Para los conductores, incumplir las normas en materia de tráfico puede convertirse en un delito contra la seguridad vial, castigado con sanciones económicas, retirada de carné e incluso con penas de cárcel.

"La convivencia entre los diferentes usuarios de la vía es inevitable", concluye el teniente José Manuel López Santiso, "por lo que tiene que haber comprensión respeto, empatía, paciencia y, sobre todo, sentido común".

Accidentes ► Responsabilidad "compartida"
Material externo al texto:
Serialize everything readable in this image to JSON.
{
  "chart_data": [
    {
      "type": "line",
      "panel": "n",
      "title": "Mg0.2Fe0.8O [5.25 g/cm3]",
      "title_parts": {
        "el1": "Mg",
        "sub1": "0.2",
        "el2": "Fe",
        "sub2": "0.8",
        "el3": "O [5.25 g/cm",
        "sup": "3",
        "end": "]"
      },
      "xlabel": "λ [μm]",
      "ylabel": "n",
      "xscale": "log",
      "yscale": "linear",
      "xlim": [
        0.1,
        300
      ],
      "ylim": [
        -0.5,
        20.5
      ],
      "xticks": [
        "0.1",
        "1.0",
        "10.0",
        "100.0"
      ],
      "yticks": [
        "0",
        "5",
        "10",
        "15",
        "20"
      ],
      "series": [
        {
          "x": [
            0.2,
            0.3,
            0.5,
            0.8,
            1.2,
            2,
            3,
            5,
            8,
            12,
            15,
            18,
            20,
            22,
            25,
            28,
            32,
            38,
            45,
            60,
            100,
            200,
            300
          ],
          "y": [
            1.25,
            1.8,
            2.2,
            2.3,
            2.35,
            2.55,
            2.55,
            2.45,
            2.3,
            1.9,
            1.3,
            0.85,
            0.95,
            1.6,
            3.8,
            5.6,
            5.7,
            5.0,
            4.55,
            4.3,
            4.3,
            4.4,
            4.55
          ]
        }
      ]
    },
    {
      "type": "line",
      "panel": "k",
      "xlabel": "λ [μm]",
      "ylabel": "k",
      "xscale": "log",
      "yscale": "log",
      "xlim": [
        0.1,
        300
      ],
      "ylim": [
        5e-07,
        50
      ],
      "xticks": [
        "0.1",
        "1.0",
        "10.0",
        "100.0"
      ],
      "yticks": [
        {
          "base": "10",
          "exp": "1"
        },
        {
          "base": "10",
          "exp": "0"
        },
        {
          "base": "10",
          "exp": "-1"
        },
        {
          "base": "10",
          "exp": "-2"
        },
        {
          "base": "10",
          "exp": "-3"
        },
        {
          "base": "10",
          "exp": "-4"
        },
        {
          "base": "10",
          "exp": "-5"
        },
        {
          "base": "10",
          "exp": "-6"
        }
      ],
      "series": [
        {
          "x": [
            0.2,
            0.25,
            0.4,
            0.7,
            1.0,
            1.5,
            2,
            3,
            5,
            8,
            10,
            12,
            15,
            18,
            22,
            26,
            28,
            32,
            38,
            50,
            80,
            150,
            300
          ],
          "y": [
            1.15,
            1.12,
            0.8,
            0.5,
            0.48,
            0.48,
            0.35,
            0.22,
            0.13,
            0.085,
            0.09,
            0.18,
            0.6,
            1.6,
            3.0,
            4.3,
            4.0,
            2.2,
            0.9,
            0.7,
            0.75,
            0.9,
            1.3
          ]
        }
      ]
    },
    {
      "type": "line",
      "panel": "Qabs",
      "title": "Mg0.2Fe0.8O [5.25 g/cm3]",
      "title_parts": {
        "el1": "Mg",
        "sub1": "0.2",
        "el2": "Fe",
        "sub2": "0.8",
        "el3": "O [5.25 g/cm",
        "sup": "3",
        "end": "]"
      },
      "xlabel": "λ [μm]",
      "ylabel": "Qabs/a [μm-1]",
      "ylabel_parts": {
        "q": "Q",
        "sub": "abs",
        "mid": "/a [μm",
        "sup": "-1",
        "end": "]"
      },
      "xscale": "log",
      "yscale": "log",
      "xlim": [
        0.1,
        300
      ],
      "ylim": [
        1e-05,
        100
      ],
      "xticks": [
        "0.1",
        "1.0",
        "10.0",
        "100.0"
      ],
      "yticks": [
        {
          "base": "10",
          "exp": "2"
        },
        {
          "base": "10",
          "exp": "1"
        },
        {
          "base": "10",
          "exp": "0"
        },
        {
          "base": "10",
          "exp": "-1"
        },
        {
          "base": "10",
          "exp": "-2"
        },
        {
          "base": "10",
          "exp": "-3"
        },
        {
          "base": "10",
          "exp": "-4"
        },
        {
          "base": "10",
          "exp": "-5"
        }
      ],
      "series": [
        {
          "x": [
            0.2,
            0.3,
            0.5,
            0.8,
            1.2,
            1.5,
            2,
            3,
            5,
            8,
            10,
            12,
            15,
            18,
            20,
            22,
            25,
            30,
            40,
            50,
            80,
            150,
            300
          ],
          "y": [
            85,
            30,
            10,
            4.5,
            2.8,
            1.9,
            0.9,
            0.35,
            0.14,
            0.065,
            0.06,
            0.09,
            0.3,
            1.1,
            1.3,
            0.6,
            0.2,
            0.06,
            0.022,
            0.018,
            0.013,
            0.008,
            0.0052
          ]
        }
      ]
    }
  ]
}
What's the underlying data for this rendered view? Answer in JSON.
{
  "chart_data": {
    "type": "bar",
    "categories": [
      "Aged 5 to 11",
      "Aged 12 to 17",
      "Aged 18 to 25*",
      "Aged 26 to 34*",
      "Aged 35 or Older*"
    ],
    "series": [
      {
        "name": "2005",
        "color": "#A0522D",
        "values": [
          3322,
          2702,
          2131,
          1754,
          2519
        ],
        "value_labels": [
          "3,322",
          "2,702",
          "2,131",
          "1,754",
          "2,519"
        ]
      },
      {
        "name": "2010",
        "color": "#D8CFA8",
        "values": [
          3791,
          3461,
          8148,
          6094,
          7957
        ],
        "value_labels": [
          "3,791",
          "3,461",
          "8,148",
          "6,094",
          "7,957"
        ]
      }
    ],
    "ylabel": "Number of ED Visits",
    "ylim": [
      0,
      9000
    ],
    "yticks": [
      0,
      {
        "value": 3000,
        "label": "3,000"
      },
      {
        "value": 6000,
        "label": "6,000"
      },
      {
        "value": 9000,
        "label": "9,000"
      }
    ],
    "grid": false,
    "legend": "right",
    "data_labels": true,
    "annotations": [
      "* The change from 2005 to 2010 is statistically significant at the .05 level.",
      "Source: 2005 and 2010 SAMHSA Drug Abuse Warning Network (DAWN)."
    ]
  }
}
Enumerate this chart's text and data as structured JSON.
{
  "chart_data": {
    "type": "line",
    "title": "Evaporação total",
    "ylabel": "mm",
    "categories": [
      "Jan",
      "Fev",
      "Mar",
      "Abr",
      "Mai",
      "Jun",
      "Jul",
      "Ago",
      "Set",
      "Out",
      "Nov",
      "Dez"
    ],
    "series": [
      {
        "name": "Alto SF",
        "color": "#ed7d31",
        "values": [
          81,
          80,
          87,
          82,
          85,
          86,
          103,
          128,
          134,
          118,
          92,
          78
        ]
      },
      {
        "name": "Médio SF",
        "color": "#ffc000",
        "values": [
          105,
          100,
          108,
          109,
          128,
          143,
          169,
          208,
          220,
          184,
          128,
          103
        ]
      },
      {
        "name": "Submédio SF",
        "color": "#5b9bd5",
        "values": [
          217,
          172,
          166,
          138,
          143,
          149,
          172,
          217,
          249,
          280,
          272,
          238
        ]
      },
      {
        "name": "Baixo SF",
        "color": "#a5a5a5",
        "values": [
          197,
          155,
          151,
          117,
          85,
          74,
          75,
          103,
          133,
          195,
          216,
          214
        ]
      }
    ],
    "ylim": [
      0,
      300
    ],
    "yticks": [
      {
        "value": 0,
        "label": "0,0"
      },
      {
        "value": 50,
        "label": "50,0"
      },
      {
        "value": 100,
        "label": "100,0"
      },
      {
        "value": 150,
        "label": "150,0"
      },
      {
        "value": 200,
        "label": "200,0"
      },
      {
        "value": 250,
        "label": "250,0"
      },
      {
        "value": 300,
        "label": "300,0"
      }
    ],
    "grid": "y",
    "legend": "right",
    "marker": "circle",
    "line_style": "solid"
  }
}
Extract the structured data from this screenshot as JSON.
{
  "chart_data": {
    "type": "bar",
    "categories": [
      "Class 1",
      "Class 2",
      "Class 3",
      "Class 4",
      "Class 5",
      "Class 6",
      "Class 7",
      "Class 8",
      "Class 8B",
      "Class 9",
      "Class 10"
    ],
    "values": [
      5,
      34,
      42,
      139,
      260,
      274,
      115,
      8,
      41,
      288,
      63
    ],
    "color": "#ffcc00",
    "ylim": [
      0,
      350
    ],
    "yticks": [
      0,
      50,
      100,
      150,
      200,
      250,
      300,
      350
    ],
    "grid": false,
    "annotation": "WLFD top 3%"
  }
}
Desde el subsector de Tráfico de la Guardia Civil de Lugo reconocen que la convivencia entre ciclistas y conductores es complicada e instan al entendimiento. "Las infraestructuras actuales", explica el teniente José Manuel Santiso, "están pensadas para los vehículos a motor, pero desde la pandemia aumentó mucho el número de ciclistas, en gran medida por las bicicletas eléctricas, que permiten hacer largos recorridos con menos esfuerzo".

Vulnerables

"Los conductores tienen que entender que los ciclistas son un colectivo vulnerable y éstos deben asumir que también tienen que cumplir unas normas. En casi todos los accidentes con vehículos y bicicletas implicados, la responsabilidad es compartida", añade.

Tres fallecidos

En los últimos años fallecieron en la provincia de Lugo tres ciclistas: uno de ellos perdió la vida el año pasado en O Vicedo, uno en 2021 en Meira y otro en 2019 en la N-6, en el municipio de Lugo.